Perhaps you’ve lucked out, and the older teens already have part-time work for the summer. And with any luck, there is a lovely family holiday to look forward to. But ultimately, parents worry and stress about how to fill the long summer holidays for their young charges.

I have a deranged suggestion.

Leave them be.

Bear with me. Our kids are micromanaged and over-subscribed every other month of the year, so why not give them July and August to just be little kids?

Don’t parents need some downtime too? Surely we do enough for our smallies, driving them hither and tither, cooking the endless meals, reminding them to brush their teeth and, in general, keeping them alive all of the live long day without signing up for the thankless task of summer social director as well?

The art of being bored

I say this with much love: It’s not our job to regale them every second of the day.
During the height of my time in the parenting trenches, I had one pair of hands, four small humans under the age of six and a very tired brain. It just wasn’t possible for me to cater to all of their entertainment needs.

Although, full disclosure. I did avail of a family membership to the swimming pool for the two months and frog marched them there, if only to ensure I got my money’s worth. But that was it. After that, they were on their own. Not for this family, early morning alarms set for Cúl Camp, forest adventures or athletics.

I don’t have childcare dilemmas, and so I fully accept it’s easy for me to declare “let them be bored” but there is a lot to be said for it. Even The New York Times said so.

Boredom can be a gift. When was the last time you were bored? Properly bored. Can you remember what you did to alleviate that? Snacking, scrolling or online shopping doesn’t count.

The act of being bored doesn’t miraculously endow our youngsters (or us) with incredible skills. It’s what they do when they are at a frustrating loose end that reaps dividends.

Being idle often leads to creativity. Present them with a large cardboard box and free rein to go to town on it. Ask them to write about a dream they had, but change the ending. Watch how a small patch of ground and a packet of seeds have the potential to cultivate an interest that might last for weeks, simply waiting for the things to germinate and life to appear.

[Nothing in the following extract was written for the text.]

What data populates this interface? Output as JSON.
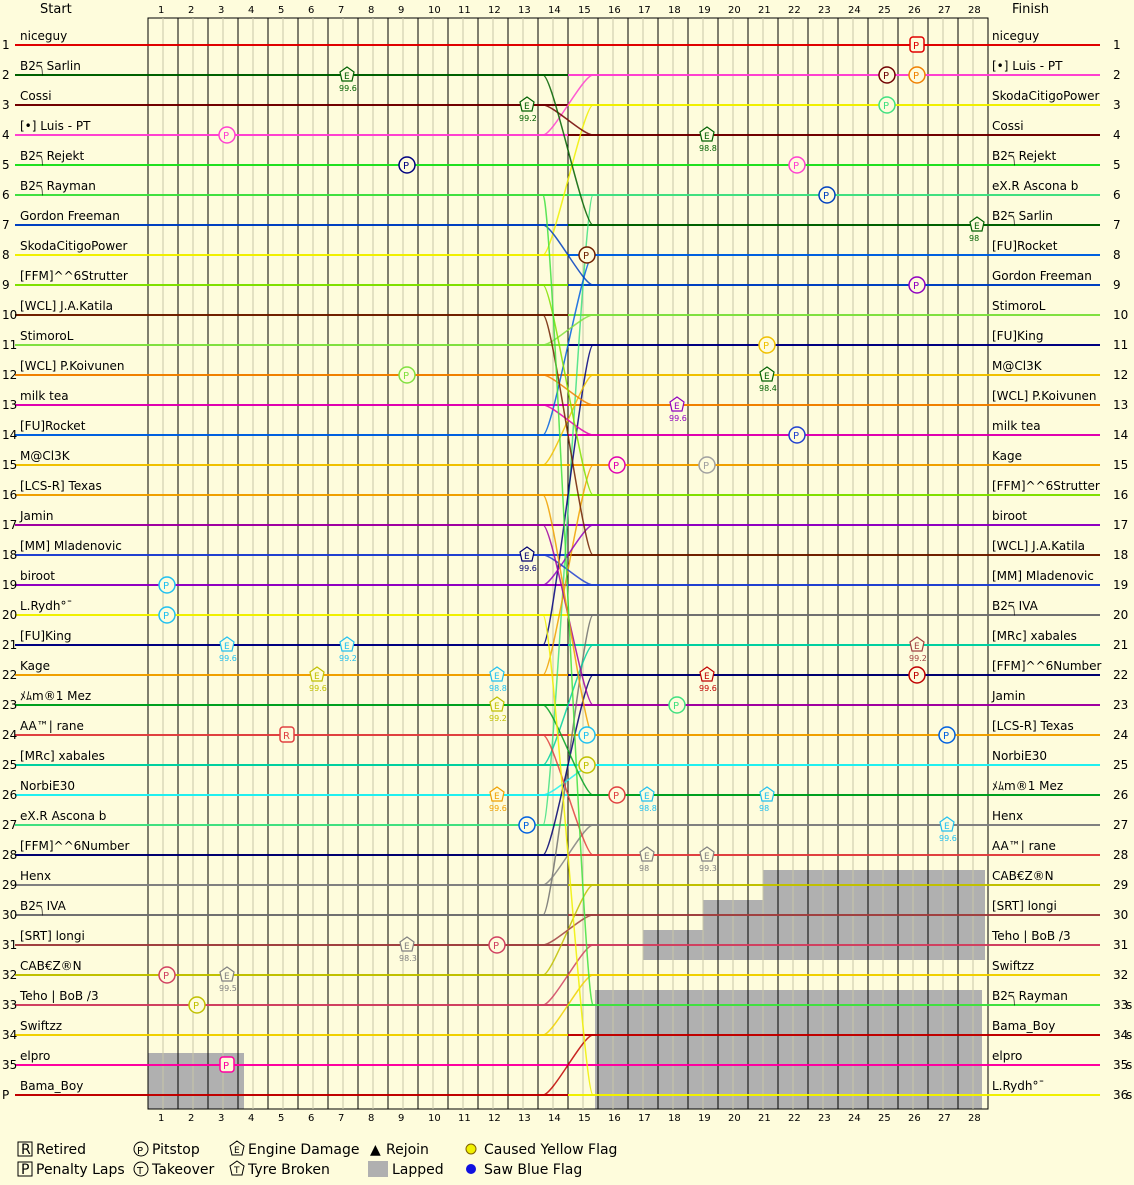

Here’s a really good one. Lack of something to do helps our successors build tolerance of less-than-ideal experiences. That one caught my attention too. What does it mean exactly? In a nutshell, when life isn’t going the way they want it to, and our kids are being fed micro annoyances, it’s believed boredom is the gateway skill to helping them regulate their emotions and manage frustrations.

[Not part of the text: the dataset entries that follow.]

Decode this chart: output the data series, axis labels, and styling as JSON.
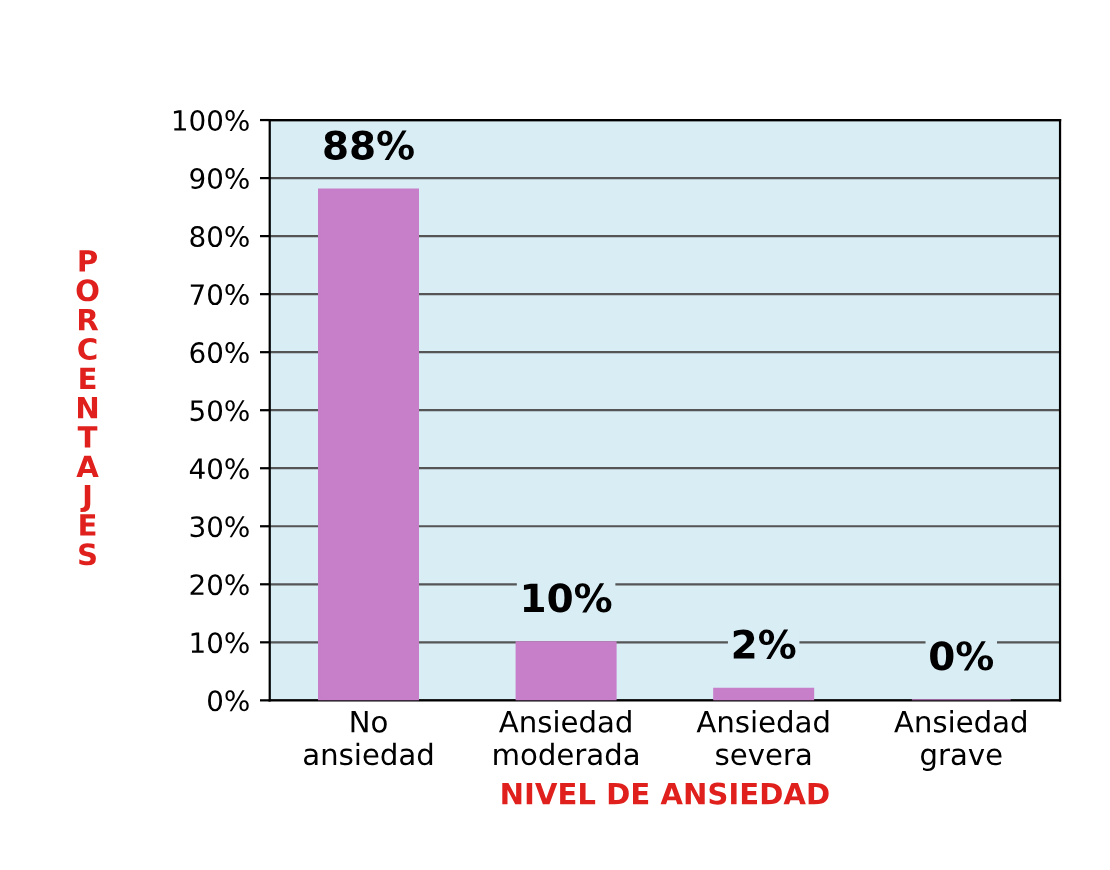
{
  "chart_data": {
    "type": "bar",
    "xlabel": "NIVEL DE ANSIEDAD",
    "ylabel": "PORCENTAJES",
    "categories": [
      "No\nansiedad",
      "Ansiedad\nmoderada",
      "Ansiedad\nsevera",
      "Ansiedad\ngrave"
    ],
    "values": [
      88,
      10,
      2,
      0
    ],
    "color": "#c77fc9",
    "value_labels": [
      "88%",
      "10%",
      "2%",
      "0%"
    ],
    "ylim": [
      0,
      100
    ],
    "yticks": [
      {
        "value": 0,
        "label": "0%"
      },
      {
        "value": 10,
        "label": "10%"
      },
      {
        "value": 20,
        "label": "20%"
      },
      {
        "value": 30,
        "label": "30%"
      },
      {
        "value": 40,
        "label": "40%"
      },
      {
        "value": 50,
        "label": "50%"
      },
      {
        "value": 60,
        "label": "60%"
      },
      {
        "value": 70,
        "label": "70%"
      },
      {
        "value": 80,
        "label": "80%"
      },
      {
        "value": 90,
        "label": "90%"
      },
      {
        "value": 100,
        "label": "100%"
      }
    ],
    "grid": "y",
    "legend": false
  }
}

If it’s of any help at all, eventually the older gang will police the younger ones, but long before that, they will become each other’s amusement, whether they realise it or not.

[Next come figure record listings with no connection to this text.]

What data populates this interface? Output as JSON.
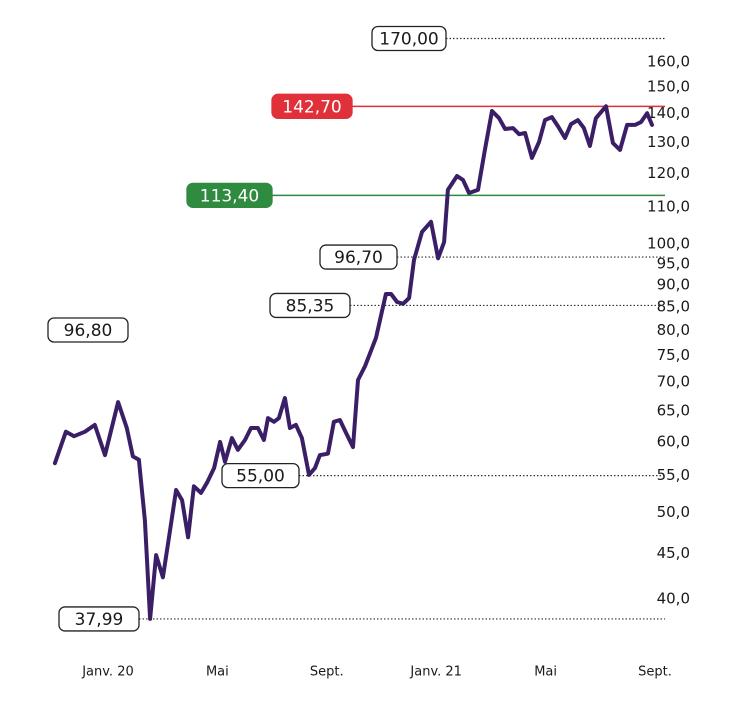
{
  "chart_data": {
    "type": "line",
    "color": "#3a1f66",
    "log_scale": true,
    "xlim": [
      -2.2,
      20.6
    ],
    "ylim": [
      36,
      174
    ],
    "xticks": [
      {
        "value": 0,
        "label": "Janv. 20"
      },
      {
        "value": 4,
        "label": "Mai"
      },
      {
        "value": 8,
        "label": "Sept."
      },
      {
        "value": 12,
        "label": "Janv. 21"
      },
      {
        "value": 16,
        "label": "Mai"
      },
      {
        "value": 20,
        "label": "Sept."
      }
    ],
    "yticks": [
      {
        "value": 40,
        "label": "40,0"
      },
      {
        "value": 45,
        "label": "45,0"
      },
      {
        "value": 50,
        "label": "50,0"
      },
      {
        "value": 55,
        "label": "55,0"
      },
      {
        "value": 60,
        "label": "60,0"
      },
      {
        "value": 65,
        "label": "65,0"
      },
      {
        "value": 70,
        "label": "70,0"
      },
      {
        "value": 75,
        "label": "75,0"
      },
      {
        "value": 80,
        "label": "80,0"
      },
      {
        "value": 85,
        "label": "85,0"
      },
      {
        "value": 90,
        "label": "90,0"
      },
      {
        "value": 95,
        "label": "95,0"
      },
      {
        "value": 100,
        "label": "100,0"
      },
      {
        "value": 110,
        "label": "110,0"
      },
      {
        "value": 120,
        "label": "120,0"
      },
      {
        "value": 130,
        "label": "130,0"
      },
      {
        "value": 140,
        "label": "140,0"
      },
      {
        "value": 150,
        "label": "150,0"
      },
      {
        "value": 160,
        "label": "160,0"
      }
    ],
    "x": [
      -1.94,
      -1.54,
      -1.24,
      -0.84,
      -0.48,
      -0.11,
      0.37,
      0.69,
      0.91,
      1.13,
      1.35,
      1.54,
      1.76,
      2.01,
      2.27,
      2.49,
      2.71,
      2.93,
      3.14,
      3.4,
      3.62,
      3.88,
      4.1,
      4.28,
      4.53,
      4.75,
      5.01,
      5.23,
      5.48,
      5.7,
      5.85,
      6.07,
      6.25,
      6.47,
      6.65,
      6.87,
      7.09,
      7.35,
      7.57,
      7.75,
      8.04,
      8.26,
      8.48,
      8.74,
      8.96,
      9.14,
      9.4,
      9.8,
      10.16,
      10.35,
      10.57,
      10.79,
      11.01,
      11.19,
      11.48,
      11.81,
      12.07,
      12.29,
      12.43,
      12.76,
      12.98,
      13.2,
      13.53,
      13.78,
      14.04,
      14.3,
      14.52,
      14.81,
      15.03,
      15.25,
      15.5,
      15.76,
      15.98,
      16.23,
      16.45,
      16.71,
      16.93,
      17.18,
      17.4,
      17.62,
      17.84,
      18.21,
      18.46,
      18.72,
      18.98,
      19.27,
      19.49,
      19.71,
      19.89
    ],
    "values": [
      56.8,
      61.6,
      60.9,
      61.6,
      62.7,
      58.0,
      66.5,
      62.2,
      57.8,
      57.3,
      49.0,
      38.0,
      44.8,
      42.3,
      47.8,
      53.0,
      51.6,
      46.9,
      53.5,
      52.6,
      54.0,
      56.1,
      60.0,
      57.0,
      60.6,
      58.8,
      60.3,
      62.2,
      62.2,
      60.3,
      63.8,
      63.2,
      63.8,
      67.2,
      62.2,
      62.7,
      60.6,
      55.1,
      56.1,
      58.0,
      58.2,
      63.2,
      63.5,
      61.1,
      59.2,
      70.4,
      73.0,
      78.5,
      87.9,
      87.9,
      86.1,
      85.7,
      87.0,
      96.0,
      103.2,
      105.9,
      96.4,
      100.5,
      115.0,
      119.2,
      118.0,
      114.1,
      115.0,
      127.5,
      141.0,
      138.4,
      134.6,
      134.9,
      132.8,
      133.2,
      124.9,
      130.1,
      137.7,
      138.8,
      135.6,
      131.5,
      136.3,
      137.7,
      134.9,
      128.8,
      138.4,
      142.7,
      129.8,
      127.5,
      136.0,
      136.0,
      137.0,
      140.2,
      136.0
    ],
    "annotations": [
      {
        "value": 170,
        "label": "170,00",
        "style": "dotted"
      },
      {
        "value": 142.7,
        "label": "142,70",
        "style": "solid",
        "color": "#e0313b"
      },
      {
        "value": 113.4,
        "label": "113,40",
        "style": "solid",
        "color": "#2e8b3f"
      },
      {
        "value": 96.7,
        "label": "96,70",
        "style": "dotted"
      },
      {
        "value": 85.35,
        "label": "85,35",
        "style": "dotted"
      },
      {
        "value": 96.8,
        "label": "96,80",
        "style": "box"
      },
      {
        "value": 55,
        "label": "55,00",
        "style": "dotted"
      },
      {
        "value": 37.99,
        "label": "37,99",
        "style": "dotted"
      }
    ]
  }
}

Look, I don’t know either. My lot went through a phase where they purloined knives and teaspoons to dig holes in the garden. And I let them. They were outside, getting along and having fun.

How did we move so very far away from kids having the freedom to being let roam wild and free? A rhetorical question. We only have to pick up the paper, any paper, to understand why.

Nonetheless, a lovely acquaintance once said that it’s OK to be a little bit blind and a little bit deaf when you have kids. I’d like to add it’s good to be bored onto that. Just maybe keep an eye on your cutlery.

Gwen Loughman is gatekeeper of four boys, one husband and watcher over two dogs.